1 comment to The Health Impact Fund: a better way to reward new medicines

  • The Health Impact Fund is a terrific idea. (Full disclosure: I’ve been part of the team that has been working on it with Thomas Pogge.) The difficulties I see are purely practical, and I hope soluble.
    The first is to have a method of measuring health impact that is sufficiently robust to generate confidence in pharmaceutical corporations that they will indeed be rewarded for the benefits that their drugs produce, and in governments, to be sure that their money will be well spent. We are, after all, talking of the disposal of billions of dollars here, which means that manipulation of data could pay off handsomely for the pharmaceutical companies. Will it be possible to ensure that the process has sufficient integrity to withstand the threat of corruption?

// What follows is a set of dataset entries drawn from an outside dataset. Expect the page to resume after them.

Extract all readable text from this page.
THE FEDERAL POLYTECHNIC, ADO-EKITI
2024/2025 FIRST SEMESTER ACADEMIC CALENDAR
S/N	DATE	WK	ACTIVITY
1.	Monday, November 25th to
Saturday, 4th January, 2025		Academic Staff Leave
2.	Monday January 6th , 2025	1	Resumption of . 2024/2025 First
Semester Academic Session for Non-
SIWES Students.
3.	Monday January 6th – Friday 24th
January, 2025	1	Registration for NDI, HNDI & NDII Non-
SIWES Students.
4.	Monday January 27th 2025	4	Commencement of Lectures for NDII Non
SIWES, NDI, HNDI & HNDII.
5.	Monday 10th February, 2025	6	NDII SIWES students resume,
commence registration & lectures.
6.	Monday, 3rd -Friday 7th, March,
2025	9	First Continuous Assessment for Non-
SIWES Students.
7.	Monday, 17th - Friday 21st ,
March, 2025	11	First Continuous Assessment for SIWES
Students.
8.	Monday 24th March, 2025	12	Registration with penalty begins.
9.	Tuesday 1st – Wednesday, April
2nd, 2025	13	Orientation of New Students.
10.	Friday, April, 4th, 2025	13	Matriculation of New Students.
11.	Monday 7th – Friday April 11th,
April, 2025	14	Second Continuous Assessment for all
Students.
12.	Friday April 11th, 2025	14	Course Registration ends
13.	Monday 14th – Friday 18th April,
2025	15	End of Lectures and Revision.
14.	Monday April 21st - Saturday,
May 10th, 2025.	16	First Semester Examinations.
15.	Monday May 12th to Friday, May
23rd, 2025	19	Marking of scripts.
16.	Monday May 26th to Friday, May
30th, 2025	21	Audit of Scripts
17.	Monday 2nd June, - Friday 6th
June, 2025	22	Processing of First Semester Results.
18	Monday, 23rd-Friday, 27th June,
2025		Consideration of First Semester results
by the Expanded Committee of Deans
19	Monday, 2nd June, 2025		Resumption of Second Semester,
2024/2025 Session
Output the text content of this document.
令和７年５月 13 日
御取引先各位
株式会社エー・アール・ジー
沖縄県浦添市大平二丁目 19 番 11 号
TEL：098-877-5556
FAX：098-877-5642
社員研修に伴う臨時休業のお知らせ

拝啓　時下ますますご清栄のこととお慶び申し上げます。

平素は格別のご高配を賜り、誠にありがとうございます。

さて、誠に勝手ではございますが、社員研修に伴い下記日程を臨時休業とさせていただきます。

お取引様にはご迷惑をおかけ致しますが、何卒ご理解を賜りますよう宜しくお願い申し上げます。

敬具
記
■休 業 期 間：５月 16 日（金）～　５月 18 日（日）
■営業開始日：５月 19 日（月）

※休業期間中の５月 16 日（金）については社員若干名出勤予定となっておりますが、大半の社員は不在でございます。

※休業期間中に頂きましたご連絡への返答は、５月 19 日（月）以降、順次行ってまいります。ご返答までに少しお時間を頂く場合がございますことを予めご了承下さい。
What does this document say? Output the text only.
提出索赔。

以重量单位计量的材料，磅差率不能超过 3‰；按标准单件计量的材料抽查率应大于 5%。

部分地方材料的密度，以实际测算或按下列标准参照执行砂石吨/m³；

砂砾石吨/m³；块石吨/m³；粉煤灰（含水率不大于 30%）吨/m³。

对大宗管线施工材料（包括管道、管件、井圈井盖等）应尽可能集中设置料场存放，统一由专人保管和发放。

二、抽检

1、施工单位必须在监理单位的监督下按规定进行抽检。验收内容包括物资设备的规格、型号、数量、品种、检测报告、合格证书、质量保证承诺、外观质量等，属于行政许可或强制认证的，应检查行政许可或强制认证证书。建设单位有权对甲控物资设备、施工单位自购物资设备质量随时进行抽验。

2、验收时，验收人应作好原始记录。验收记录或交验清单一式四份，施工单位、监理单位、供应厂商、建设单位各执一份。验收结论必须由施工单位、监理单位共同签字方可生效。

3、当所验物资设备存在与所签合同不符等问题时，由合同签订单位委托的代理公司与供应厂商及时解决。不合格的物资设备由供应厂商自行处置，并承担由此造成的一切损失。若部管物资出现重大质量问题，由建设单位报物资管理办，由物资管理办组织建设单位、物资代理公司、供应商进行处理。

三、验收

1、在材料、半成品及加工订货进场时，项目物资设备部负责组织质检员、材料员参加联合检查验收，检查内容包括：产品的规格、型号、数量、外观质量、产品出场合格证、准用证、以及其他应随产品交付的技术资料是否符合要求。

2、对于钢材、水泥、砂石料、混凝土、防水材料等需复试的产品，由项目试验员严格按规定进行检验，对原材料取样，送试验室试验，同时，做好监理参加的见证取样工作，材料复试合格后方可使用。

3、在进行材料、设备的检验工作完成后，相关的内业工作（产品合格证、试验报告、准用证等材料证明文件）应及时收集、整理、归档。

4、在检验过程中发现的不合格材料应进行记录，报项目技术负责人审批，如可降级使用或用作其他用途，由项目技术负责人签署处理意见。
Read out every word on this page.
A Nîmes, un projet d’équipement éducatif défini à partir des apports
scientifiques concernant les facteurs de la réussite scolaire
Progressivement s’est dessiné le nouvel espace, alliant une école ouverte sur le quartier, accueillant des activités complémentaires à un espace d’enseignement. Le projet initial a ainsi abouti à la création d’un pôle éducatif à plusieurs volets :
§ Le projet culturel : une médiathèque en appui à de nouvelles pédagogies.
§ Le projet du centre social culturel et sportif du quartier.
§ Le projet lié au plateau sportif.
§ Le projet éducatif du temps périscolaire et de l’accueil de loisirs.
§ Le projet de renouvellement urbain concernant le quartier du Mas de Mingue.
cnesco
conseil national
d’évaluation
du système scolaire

    The second problem is to persuade governments to put serious money into something that has not been tried. Obviously, the first requirement is to get funding for the pilots that Thomas mentions. Then, if they are carried out, and succeed, the next task is to get some governments to put up substantial sums for the scheme. If only clear argument, sound logic, and the prospect of saving millions of lives, were enough to move governments to action!
    Eventually, though, the Health Impact Fund, or something very like it, has to happen.